As part of our effort, we developed a hands-on biodiversity kit that uses seashells to introduce students to phylogeny and taxonomic hierarchies. In the taxonomy exercise, we found that giving students a chance to handle the shells was an effective way to hook them on science. This was especially true when the exercise was accompanied by videos we developed showing how cone snails attack and devour fish. In addition to being a fun exercise for students, handing the shells has an important outcome: it allows biodiversity to turn from an abstraction to into a concrete concept embodied by the different organisms. The module has been used in Utah primary schools and in two sites adjacent to areas of particularly high marine biodiversity: Guam and the Philippines. Although we originally developed the module for 3rd to 4th grade students, at the request of participating schools, we recently adapted modules for 7th grade students as well.

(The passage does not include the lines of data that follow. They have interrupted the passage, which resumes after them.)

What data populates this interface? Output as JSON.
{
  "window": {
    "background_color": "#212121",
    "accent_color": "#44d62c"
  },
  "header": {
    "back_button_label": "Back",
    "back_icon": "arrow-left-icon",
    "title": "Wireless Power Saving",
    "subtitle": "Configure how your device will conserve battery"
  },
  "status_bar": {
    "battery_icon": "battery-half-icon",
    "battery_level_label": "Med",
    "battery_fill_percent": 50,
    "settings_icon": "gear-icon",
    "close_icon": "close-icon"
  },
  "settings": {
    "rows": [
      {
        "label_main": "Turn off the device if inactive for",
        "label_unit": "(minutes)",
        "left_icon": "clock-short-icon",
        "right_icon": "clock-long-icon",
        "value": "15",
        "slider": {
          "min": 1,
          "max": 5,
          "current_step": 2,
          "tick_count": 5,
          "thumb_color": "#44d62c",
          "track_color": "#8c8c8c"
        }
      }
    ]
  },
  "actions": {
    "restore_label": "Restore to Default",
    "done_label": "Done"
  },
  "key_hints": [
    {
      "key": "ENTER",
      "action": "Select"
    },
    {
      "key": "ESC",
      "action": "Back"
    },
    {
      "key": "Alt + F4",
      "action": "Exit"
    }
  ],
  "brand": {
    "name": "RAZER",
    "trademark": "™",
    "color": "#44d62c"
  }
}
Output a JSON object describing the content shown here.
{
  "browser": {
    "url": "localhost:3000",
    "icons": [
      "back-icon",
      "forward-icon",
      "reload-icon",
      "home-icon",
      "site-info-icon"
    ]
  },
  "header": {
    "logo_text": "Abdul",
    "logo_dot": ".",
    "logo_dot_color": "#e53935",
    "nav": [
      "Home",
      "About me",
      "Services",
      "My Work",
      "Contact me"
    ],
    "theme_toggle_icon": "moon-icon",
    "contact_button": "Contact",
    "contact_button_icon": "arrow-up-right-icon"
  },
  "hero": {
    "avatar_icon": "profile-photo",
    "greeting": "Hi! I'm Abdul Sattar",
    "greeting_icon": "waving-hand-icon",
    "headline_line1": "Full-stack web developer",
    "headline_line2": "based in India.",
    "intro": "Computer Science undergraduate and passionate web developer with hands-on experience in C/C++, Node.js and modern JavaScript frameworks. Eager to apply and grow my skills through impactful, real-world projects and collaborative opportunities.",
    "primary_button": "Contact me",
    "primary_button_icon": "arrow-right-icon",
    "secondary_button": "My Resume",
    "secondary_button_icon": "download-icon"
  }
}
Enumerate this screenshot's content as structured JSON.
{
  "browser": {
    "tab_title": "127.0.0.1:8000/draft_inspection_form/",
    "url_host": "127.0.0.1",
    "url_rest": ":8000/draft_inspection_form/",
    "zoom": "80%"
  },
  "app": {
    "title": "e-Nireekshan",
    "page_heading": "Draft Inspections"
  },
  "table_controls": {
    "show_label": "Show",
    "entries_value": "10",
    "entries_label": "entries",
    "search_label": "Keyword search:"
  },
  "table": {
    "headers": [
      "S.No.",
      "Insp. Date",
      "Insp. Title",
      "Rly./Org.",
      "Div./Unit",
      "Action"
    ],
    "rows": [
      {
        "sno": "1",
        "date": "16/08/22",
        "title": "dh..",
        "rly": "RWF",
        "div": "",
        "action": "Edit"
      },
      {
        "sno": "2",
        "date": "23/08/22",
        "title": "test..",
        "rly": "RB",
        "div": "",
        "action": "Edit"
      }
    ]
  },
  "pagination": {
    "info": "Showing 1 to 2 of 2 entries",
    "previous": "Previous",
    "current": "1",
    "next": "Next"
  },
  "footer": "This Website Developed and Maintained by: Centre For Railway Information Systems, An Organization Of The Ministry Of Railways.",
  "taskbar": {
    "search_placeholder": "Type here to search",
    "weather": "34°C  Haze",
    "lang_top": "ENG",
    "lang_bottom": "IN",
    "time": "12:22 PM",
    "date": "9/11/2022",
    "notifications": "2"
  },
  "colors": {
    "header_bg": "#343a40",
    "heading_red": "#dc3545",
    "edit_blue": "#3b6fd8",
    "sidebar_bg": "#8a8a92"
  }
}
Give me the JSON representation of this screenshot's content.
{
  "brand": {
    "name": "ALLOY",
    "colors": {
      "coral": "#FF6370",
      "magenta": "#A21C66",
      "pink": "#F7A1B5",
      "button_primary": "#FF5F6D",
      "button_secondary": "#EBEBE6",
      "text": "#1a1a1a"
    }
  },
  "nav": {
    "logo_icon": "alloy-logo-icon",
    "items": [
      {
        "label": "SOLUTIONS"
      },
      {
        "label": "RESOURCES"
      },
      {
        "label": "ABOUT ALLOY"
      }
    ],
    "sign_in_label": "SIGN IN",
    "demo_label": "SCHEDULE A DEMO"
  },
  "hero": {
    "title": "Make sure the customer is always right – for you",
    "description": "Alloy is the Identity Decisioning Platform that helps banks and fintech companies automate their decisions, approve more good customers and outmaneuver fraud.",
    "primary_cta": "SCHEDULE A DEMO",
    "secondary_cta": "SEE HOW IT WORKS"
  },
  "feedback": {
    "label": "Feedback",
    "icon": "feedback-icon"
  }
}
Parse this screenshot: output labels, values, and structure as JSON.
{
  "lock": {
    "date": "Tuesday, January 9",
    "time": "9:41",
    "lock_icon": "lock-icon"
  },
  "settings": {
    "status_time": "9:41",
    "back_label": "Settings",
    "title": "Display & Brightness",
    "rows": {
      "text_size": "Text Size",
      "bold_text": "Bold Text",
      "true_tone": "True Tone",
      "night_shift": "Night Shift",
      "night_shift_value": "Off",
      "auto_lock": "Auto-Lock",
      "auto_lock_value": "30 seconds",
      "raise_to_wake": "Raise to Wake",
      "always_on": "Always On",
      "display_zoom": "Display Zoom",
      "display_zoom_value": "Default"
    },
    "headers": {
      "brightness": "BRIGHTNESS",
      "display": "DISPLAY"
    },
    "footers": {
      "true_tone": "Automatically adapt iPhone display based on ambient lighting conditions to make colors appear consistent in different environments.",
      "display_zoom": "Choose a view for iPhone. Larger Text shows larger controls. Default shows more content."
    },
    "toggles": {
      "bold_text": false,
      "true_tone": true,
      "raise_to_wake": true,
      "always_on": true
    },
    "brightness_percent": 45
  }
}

With our new HHMI grant, we plan to disseminate the module more widely. One goal is to give every science teacher in the state of Utah access to both the chemistry module and the biodiversity kit so these materials can be seamlessly integrated into their science curricula. We will also expand our mollusk shells kit so it can be used by any science teacher in the country. We will help teachers tailor the taxonomy exercise to include examples of local mollusks and fauna, which we believe gives students a stronger connection between science and "real life." At the request of our partners, we will continue to revise the modules for 7th graders and create a chemistry-intensive 8th grade module.
In addition, we plan to expand the program so that teachers can choose from a range of follow-up activities to reinforce concepts introduced when the students conduct their experiments. The idea is that teachers will be able to choose in-class and out-of-class activities consistent with the themes they want to teach. For example, one teacher might use the evolution-related parts of the module as part of a broader evolution theme, while another teacher might want to focus on a marine biology theme. Modules will also be tailored to include examples of local biodiversity and will meet that state's science standards. They may also be integrated with activities from organizations in the community, ranging from nearby colleges to museums to local conservation organizations, thus broadening the community base involved in science education outreach and amplifying the impact on the community.
Finally, we plan to introduce the experimental module to Muslim villages in coastal areas of the Philippines. Our goal is to introduce science to young students in a manner by which they do not perceive science as "Western," but rather as a set of principles fully consistent with their cultural traditions. We are particularly interested in the intersection between scientific progress and traditional cultures and exploring how science might be used in combination with local cultural traditions to directly benefit local communities. Our plan is to coordinate the experiments with the help of undergraduates from Mindanao State University, who will serve as mentors.